Figuur 1. Verband tussen cumulatieve (opgetelde) CO2-uitstoot en temperatuurstijging voor ieder jaar tussen 1850 en 2023. Door natuurlijke variatie en de invloed van andere factoren dan CO2 is er ruis rondom de relatie. Op basis van deze relatie kan het koolstofbudget om onder een bepaalde temperatuur te blijven uitgerekend worden, dit zijn de pijlen onderin (om onder de 1,5 dan wel 2,0 graden te blijven). Met huidig toegezegd beleid zouden we volgens deze relatie rond de 2,5 graden opwarming verwachten.
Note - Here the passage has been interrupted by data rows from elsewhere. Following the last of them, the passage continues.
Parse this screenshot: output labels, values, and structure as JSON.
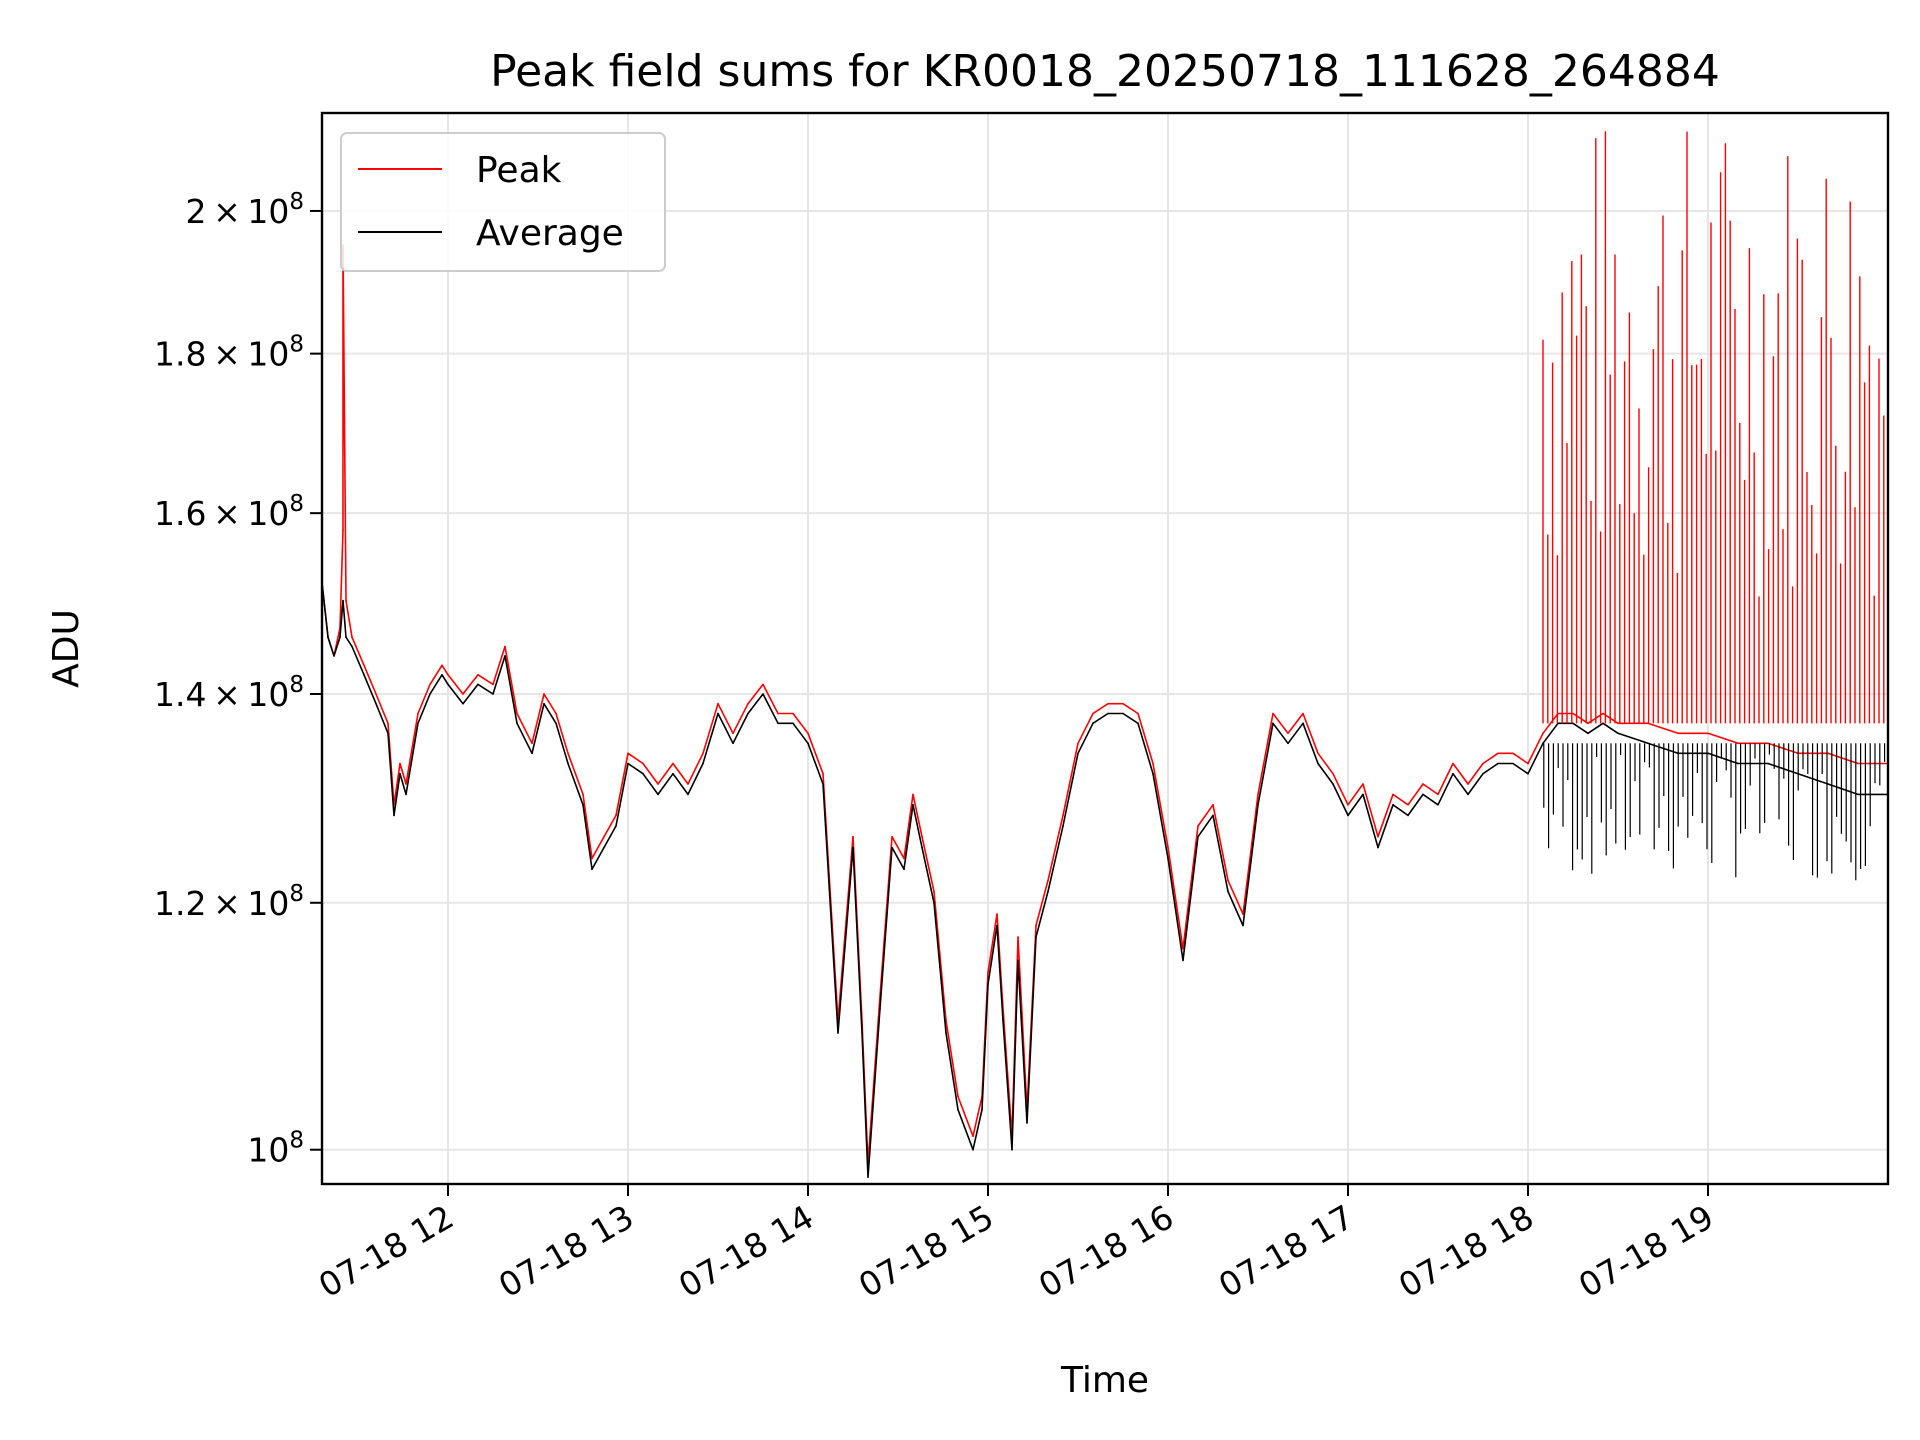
{
  "chart_data": {
    "type": "line",
    "title": "Peak field sums for KR0018_20250718_111628_264884",
    "xlabel": "Time",
    "ylabel": "ADU",
    "y_scale": "log",
    "ylim": [
      97500000,
      215000000
    ],
    "xlim": [
      "07-18 11:18",
      "07-18 20:00"
    ],
    "x_ticks": [
      "07-18 12",
      "07-18 13",
      "07-18 14",
      "07-18 15",
      "07-18 16",
      "07-18 17",
      "07-18 18",
      "07-18 19"
    ],
    "x_tick_times": [
      "07-18 12:00",
      "07-18 13:00",
      "07-18 14:00",
      "07-18 15:00",
      "07-18 16:00",
      "07-18 17:00",
      "07-18 18:00",
      "07-18 19:00"
    ],
    "y_ticks": [
      {
        "value": 100000000,
        "mantissa": "",
        "exp": "8",
        "base": "10"
      },
      {
        "value": 120000000,
        "mantissa": "1.2",
        "exp": "8",
        "base": "10"
      },
      {
        "value": 140000000,
        "mantissa": "1.4",
        "exp": "8",
        "base": "10"
      },
      {
        "value": 160000000,
        "mantissa": "1.6",
        "exp": "8",
        "base": "10"
      },
      {
        "value": 180000000,
        "mantissa": "1.8",
        "exp": "8",
        "base": "10"
      },
      {
        "value": 200000000,
        "mantissa": "2",
        "exp": "8",
        "base": "10"
      }
    ],
    "grid": true,
    "legend_position": "top-left",
    "series": [
      {
        "name": "Peak",
        "color": "#ff0000",
        "note_style": "follows Average closely until ~18:00, then frequent spikes up to ~2.1e8",
        "points": [
          [
            "07-18 11:18",
            152
          ],
          [
            "07-18 11:20",
            146
          ],
          [
            "07-18 11:22",
            144
          ],
          [
            "07-18 11:24",
            147
          ],
          [
            "07-18 11:25",
            158
          ],
          [
            "07-18 11:25",
            195
          ],
          [
            "07-18 11:26",
            150
          ],
          [
            "07-18 11:28",
            146
          ],
          [
            "07-18 11:32",
            143
          ],
          [
            "07-18 11:36",
            140
          ],
          [
            "07-18 11:40",
            137
          ],
          [
            "07-18 11:42",
            129
          ],
          [
            "07-18 11:44",
            133
          ],
          [
            "07-18 11:46",
            131
          ],
          [
            "07-18 11:50",
            138
          ],
          [
            "07-18 11:54",
            141
          ],
          [
            "07-18 11:58",
            143
          ],
          [
            "07-18 12:00",
            142
          ],
          [
            "07-18 12:05",
            140
          ],
          [
            "07-18 12:10",
            142
          ],
          [
            "07-18 12:15",
            141
          ],
          [
            "07-18 12:19",
            145
          ],
          [
            "07-18 12:23",
            138
          ],
          [
            "07-18 12:28",
            135
          ],
          [
            "07-18 12:32",
            140
          ],
          [
            "07-18 12:36",
            138
          ],
          [
            "07-18 12:40",
            134
          ],
          [
            "07-18 12:45",
            130
          ],
          [
            "07-18 12:48",
            124
          ],
          [
            "07-18 12:52",
            126
          ],
          [
            "07-18 12:56",
            128
          ],
          [
            "07-18 13:00",
            134
          ],
          [
            "07-18 13:05",
            133
          ],
          [
            "07-18 13:10",
            131
          ],
          [
            "07-18 13:15",
            133
          ],
          [
            "07-18 13:20",
            131
          ],
          [
            "07-18 13:25",
            134
          ],
          [
            "07-18 13:30",
            139
          ],
          [
            "07-18 13:35",
            136
          ],
          [
            "07-18 13:40",
            139
          ],
          [
            "07-18 13:45",
            141
          ],
          [
            "07-18 13:50",
            138
          ],
          [
            "07-18 13:55",
            138
          ],
          [
            "07-18 14:00",
            136
          ],
          [
            "07-18 14:05",
            132
          ],
          [
            "07-18 14:10",
            110
          ],
          [
            "07-18 14:15",
            126
          ],
          [
            "07-18 14:18",
            110
          ],
          [
            "07-18 14:20",
            99
          ],
          [
            "07-18 14:24",
            112
          ],
          [
            "07-18 14:28",
            126
          ],
          [
            "07-18 14:32",
            124
          ],
          [
            "07-18 14:35",
            130
          ],
          [
            "07-18 14:38",
            126
          ],
          [
            "07-18 14:42",
            121
          ],
          [
            "07-18 14:46",
            110
          ],
          [
            "07-18 14:50",
            104
          ],
          [
            "07-18 14:55",
            101
          ],
          [
            "07-18 14:58",
            104
          ],
          [
            "07-18 15:00",
            114
          ],
          [
            "07-18 15:03",
            119
          ],
          [
            "07-18 15:05",
            111
          ],
          [
            "07-18 15:08",
            101
          ],
          [
            "07-18 15:10",
            117
          ],
          [
            "07-18 15:13",
            103
          ],
          [
            "07-18 15:16",
            118
          ],
          [
            "07-18 15:20",
            122
          ],
          [
            "07-18 15:25",
            128
          ],
          [
            "07-18 15:30",
            135
          ],
          [
            "07-18 15:35",
            138
          ],
          [
            "07-18 15:40",
            139
          ],
          [
            "07-18 15:45",
            139
          ],
          [
            "07-18 15:50",
            138
          ],
          [
            "07-18 15:55",
            133
          ],
          [
            "07-18 16:00",
            125
          ],
          [
            "07-18 16:05",
            116
          ],
          [
            "07-18 16:10",
            127
          ],
          [
            "07-18 16:15",
            129
          ],
          [
            "07-18 16:20",
            122
          ],
          [
            "07-18 16:25",
            119
          ],
          [
            "07-18 16:30",
            130
          ],
          [
            "07-18 16:35",
            138
          ],
          [
            "07-18 16:40",
            136
          ],
          [
            "07-18 16:45",
            138
          ],
          [
            "07-18 16:50",
            134
          ],
          [
            "07-18 16:55",
            132
          ],
          [
            "07-18 17:00",
            129
          ],
          [
            "07-18 17:05",
            131
          ],
          [
            "07-18 17:10",
            126
          ],
          [
            "07-18 17:15",
            130
          ],
          [
            "07-18 17:20",
            129
          ],
          [
            "07-18 17:25",
            131
          ],
          [
            "07-18 17:30",
            130
          ],
          [
            "07-18 17:35",
            133
          ],
          [
            "07-18 17:40",
            131
          ],
          [
            "07-18 17:45",
            133
          ],
          [
            "07-18 17:50",
            134
          ],
          [
            "07-18 17:55",
            134
          ],
          [
            "07-18 18:00",
            133
          ],
          [
            "07-18 18:05",
            136
          ],
          [
            "07-18 18:10",
            138
          ],
          [
            "07-18 18:15",
            138
          ],
          [
            "07-18 18:20",
            137
          ],
          [
            "07-18 18:25",
            138
          ],
          [
            "07-18 18:30",
            137
          ],
          [
            "07-18 18:40",
            137
          ],
          [
            "07-18 18:50",
            136
          ],
          [
            "07-18 19:00",
            136
          ],
          [
            "07-18 19:10",
            135
          ],
          [
            "07-18 19:20",
            135
          ],
          [
            "07-18 19:30",
            134
          ],
          [
            "07-18 19:40",
            134
          ],
          [
            "07-18 19:50",
            133
          ],
          [
            "07-18 20:00",
            133
          ]
        ]
      },
      {
        "name": "Average",
        "color": "#000000",
        "note_style": "baseline trace; after ~18:00 noisy dips down to ~1.2e8",
        "points": [
          [
            "07-18 11:18",
            152
          ],
          [
            "07-18 11:20",
            146
          ],
          [
            "07-18 11:22",
            144
          ],
          [
            "07-18 11:24",
            146
          ],
          [
            "07-18 11:25",
            150
          ],
          [
            "07-18 11:26",
            146
          ],
          [
            "07-18 11:28",
            145
          ],
          [
            "07-18 11:32",
            142
          ],
          [
            "07-18 11:36",
            139
          ],
          [
            "07-18 11:40",
            136
          ],
          [
            "07-18 11:42",
            128
          ],
          [
            "07-18 11:44",
            132
          ],
          [
            "07-18 11:46",
            130
          ],
          [
            "07-18 11:50",
            137
          ],
          [
            "07-18 11:54",
            140
          ],
          [
            "07-18 11:58",
            142
          ],
          [
            "07-18 12:00",
            141
          ],
          [
            "07-18 12:05",
            139
          ],
          [
            "07-18 12:10",
            141
          ],
          [
            "07-18 12:15",
            140
          ],
          [
            "07-18 12:19",
            144
          ],
          [
            "07-18 12:23",
            137
          ],
          [
            "07-18 12:28",
            134
          ],
          [
            "07-18 12:32",
            139
          ],
          [
            "07-18 12:36",
            137
          ],
          [
            "07-18 12:40",
            133
          ],
          [
            "07-18 12:45",
            129
          ],
          [
            "07-18 12:48",
            123
          ],
          [
            "07-18 12:52",
            125
          ],
          [
            "07-18 12:56",
            127
          ],
          [
            "07-18 13:00",
            133
          ],
          [
            "07-18 13:05",
            132
          ],
          [
            "07-18 13:10",
            130
          ],
          [
            "07-18 13:15",
            132
          ],
          [
            "07-18 13:20",
            130
          ],
          [
            "07-18 13:25",
            133
          ],
          [
            "07-18 13:30",
            138
          ],
          [
            "07-18 13:35",
            135
          ],
          [
            "07-18 13:40",
            138
          ],
          [
            "07-18 13:45",
            140
          ],
          [
            "07-18 13:50",
            137
          ],
          [
            "07-18 13:55",
            137
          ],
          [
            "07-18 14:00",
            135
          ],
          [
            "07-18 14:05",
            131
          ],
          [
            "07-18 14:10",
            109
          ],
          [
            "07-18 14:15",
            125
          ],
          [
            "07-18 14:18",
            109
          ],
          [
            "07-18 14:20",
            98
          ],
          [
            "07-18 14:24",
            111
          ],
          [
            "07-18 14:28",
            125
          ],
          [
            "07-18 14:32",
            123
          ],
          [
            "07-18 14:35",
            129
          ],
          [
            "07-18 14:38",
            125
          ],
          [
            "07-18 14:42",
            120
          ],
          [
            "07-18 14:46",
            109
          ],
          [
            "07-18 14:50",
            103
          ],
          [
            "07-18 14:55",
            100
          ],
          [
            "07-18 14:58",
            103
          ],
          [
            "07-18 15:00",
            113
          ],
          [
            "07-18 15:03",
            118
          ],
          [
            "07-18 15:05",
            110
          ],
          [
            "07-18 15:08",
            100
          ],
          [
            "07-18 15:10",
            115
          ],
          [
            "07-18 15:13",
            102
          ],
          [
            "07-18 15:16",
            117
          ],
          [
            "07-18 15:20",
            121
          ],
          [
            "07-18 15:25",
            127
          ],
          [
            "07-18 15:30",
            134
          ],
          [
            "07-18 15:35",
            137
          ],
          [
            "07-18 15:40",
            138
          ],
          [
            "07-18 15:45",
            138
          ],
          [
            "07-18 15:50",
            137
          ],
          [
            "07-18 15:55",
            132
          ],
          [
            "07-18 16:00",
            124
          ],
          [
            "07-18 16:05",
            115
          ],
          [
            "07-18 16:10",
            126
          ],
          [
            "07-18 16:15",
            128
          ],
          [
            "07-18 16:20",
            121
          ],
          [
            "07-18 16:25",
            118
          ],
          [
            "07-18 16:30",
            129
          ],
          [
            "07-18 16:35",
            137
          ],
          [
            "07-18 16:40",
            135
          ],
          [
            "07-18 16:45",
            137
          ],
          [
            "07-18 16:50",
            133
          ],
          [
            "07-18 16:55",
            131
          ],
          [
            "07-18 17:00",
            128
          ],
          [
            "07-18 17:05",
            130
          ],
          [
            "07-18 17:10",
            125
          ],
          [
            "07-18 17:15",
            129
          ],
          [
            "07-18 17:20",
            128
          ],
          [
            "07-18 17:25",
            130
          ],
          [
            "07-18 17:30",
            129
          ],
          [
            "07-18 17:35",
            132
          ],
          [
            "07-18 17:40",
            130
          ],
          [
            "07-18 17:45",
            132
          ],
          [
            "07-18 17:50",
            133
          ],
          [
            "07-18 17:55",
            133
          ],
          [
            "07-18 18:00",
            132
          ],
          [
            "07-18 18:05",
            135
          ],
          [
            "07-18 18:10",
            137
          ],
          [
            "07-18 18:15",
            137
          ],
          [
            "07-18 18:20",
            136
          ],
          [
            "07-18 18:25",
            137
          ],
          [
            "07-18 18:30",
            136
          ],
          [
            "07-18 18:40",
            135
          ],
          [
            "07-18 18:50",
            134
          ],
          [
            "07-18 19:00",
            134
          ],
          [
            "07-18 19:10",
            133
          ],
          [
            "07-18 19:20",
            133
          ],
          [
            "07-18 19:30",
            132
          ],
          [
            "07-18 19:40",
            131
          ],
          [
            "07-18 19:50",
            130
          ],
          [
            "07-18 20:00",
            130
          ]
        ]
      }
    ],
    "units_note": "series point y values in units of 1e6 ADU"
  }
}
Volgens de huidige inzichten blijft die een-op-een relatie dus ook bestaan in de toekomst, ook als onze uitstoot gaat dalen. Dat is een belangrijk gegeven en de basis van onze doelstellingen om aan het Parijs-akkoord te voldoen. Waar voorheen de nadruk nog wel eens lag om de CO2-concentratie onder een bepaalde waarde te houden, is het doel nu om de temperatuur onder een bepaalde waarde te houden. In dit overzichtsartikel van een van de grondleggers van het netto-nul concept, Myles Allen, staat dit verder uitgewerkt inclusief een wiskundige afleiding. Hier kijken we naar de onderliggende redenen achter het netto-nul concept. Om die te begrijpen moeten we twee vragen beantwoorden:

  1. Wat gebeurt er met onze uitgestoten CO2?
  2. Hoe reageert het aardsysteem op een verstoring zoals extra CO2?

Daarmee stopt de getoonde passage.